Mahbub Hossain said it is anticipated that if this law is enacted, Bangladesh's offshore banking units will get deposits from various countries around the world. "This will increase the flow of foreign currency into the country."

Income tax is deducted from the interest earned by depositors in accordance with the prevailing banking system in the country. Depositors with Taxpayer Identification Numbers or TIN have 10% tax deducted from their earned interest, while those without TIN have 15% tax deducted from their earned interest.

In 1985, the offshore banking programme was initiated to facilitate transactions for investors in the Export Processing Zones (EPZ) area. Banks operate the programme with approval from the Bangladesh Bank. However, there was no separate law for the banking system.

Offshore banking is a system where funds are created from overseas sources in foreign currency, and banks invest in it.

What is in the draft law?

According to the draft of the Offshore Banking Act, no income tax or any direct or indirect charges will be imposed on the interest or profit earned by the offshore banking business through the offshore banking units. No income tax or direct or indirect charges will be levied on the interest or profit given by banks to depositors or foreign lenders. No fees or levies will be imposed on the accounts of depositors or foreign lenders.

Offshore banking units can take deposits from 100% foreign-owned companies located in EPZs, PEPZs, economic zones and hi-tech parks. Besides, these institutions can provide short-term loans, opening letters of credit, guarantees, bill discounting, bill negotiating and other foreign trade-related outsourcing services.

In providing medium and long-term financing facilities, the instructions issued by Bangladesh Bank from time to time should be followed. According to directives of the Bangladesh Bank, it can give funded and non-funded loans to other institutions apart from 100% foreign-owned institutions. 

In case of resident Bangladeshis, such units can provide deferred export bill discounting facilities on imports, direct and indirect exports. Subject to approval from Bangladesh Bank, they can also provide medium and long-term loans to local industrial enterprises.

In addition, banks need to obtain a licence from the Bangladesh Bank to engage in offshore banking. Banks currently operating offshore banking units will not require to re-apply.

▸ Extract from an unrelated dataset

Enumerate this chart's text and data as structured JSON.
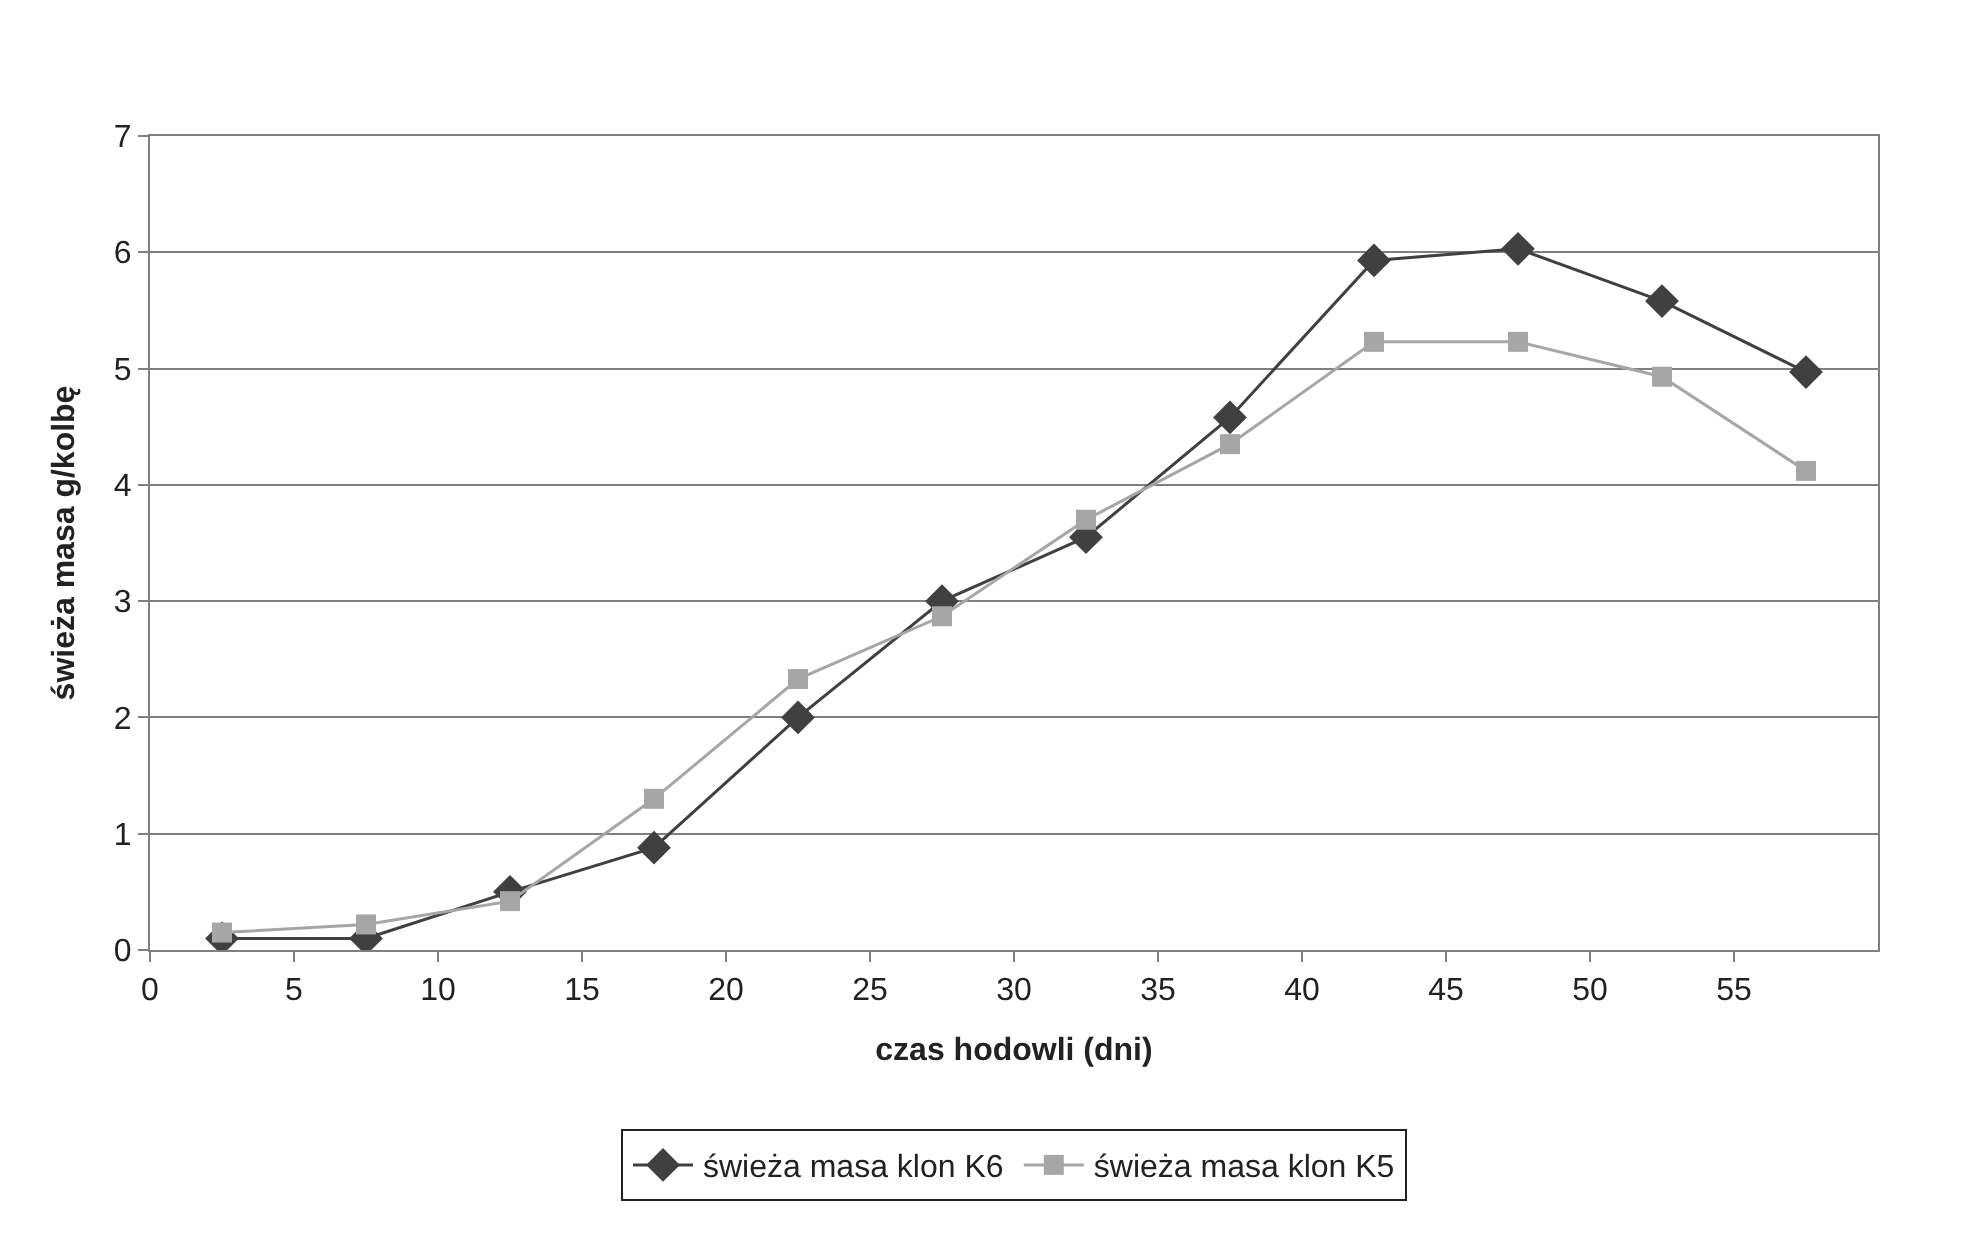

Offshore banking operations must commence within six months of obtaining the licence, or else the authorisation will be revoked. Transfers from domestic units to offshore banking units can be made with the special approval of the Bangladesh Bank. The central bank can inspect all information of offshore banking units periodically.

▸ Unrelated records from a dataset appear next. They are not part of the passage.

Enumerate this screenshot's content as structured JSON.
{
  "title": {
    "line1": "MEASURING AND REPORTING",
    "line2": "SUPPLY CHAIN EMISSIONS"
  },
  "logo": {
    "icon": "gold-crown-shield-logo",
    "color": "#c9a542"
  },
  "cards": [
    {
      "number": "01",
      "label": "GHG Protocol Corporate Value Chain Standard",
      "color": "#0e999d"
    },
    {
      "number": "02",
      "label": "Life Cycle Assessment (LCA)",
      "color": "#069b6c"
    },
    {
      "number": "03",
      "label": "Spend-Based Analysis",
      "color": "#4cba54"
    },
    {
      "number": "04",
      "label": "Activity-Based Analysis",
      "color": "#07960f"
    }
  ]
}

If a report is submitted with false information, a penalty of up to $5,000 may be imposed. Currently, there is no provision for such penalties. Additionally, if there is a failure in providing financial statements or delays, the offshore banking unit concerned may be fined $2,000 or an equivalent amount in Bangladeshi currency by the Bangladesh Bank. In case of continuous violation of the law, an additional penalty of $1,000 per day may be imposed starting from the first day after the violation remains unabated. If any unit submits false or misleading information, a penalty of $5,000 may be imposed.

Currently, the active offshore banking units in the country have been granted approval for a maximum interest rate of up to 4% with the SOFR (Secured Overnight Financing Rate). Recently, Bangladesh approved the interest rate in a circular. Prior to the approval, the interest rate was up to a maximum of 3.5% with the SOFR.

According to the Bangladesh Bank, there are currently 34 offshore banking units of various banks in the country. From these units, loans in foreign currency equivalent to Tk83,826 crore were disbursed as of September 2023. Among them, the amount of default loans is Tk1,755 crore.

There are allegations of money laundering from offshore banking units. In 2020, the Anti-Corruption Commission (ACC) filed a case alleging that a private bank had laundered money equivalent to Tk236 crore using offshore banking. Apart from the case, the Bangladesh Financial Intelligence Unit and the ACC are said to be working on some other money-laundering allegations.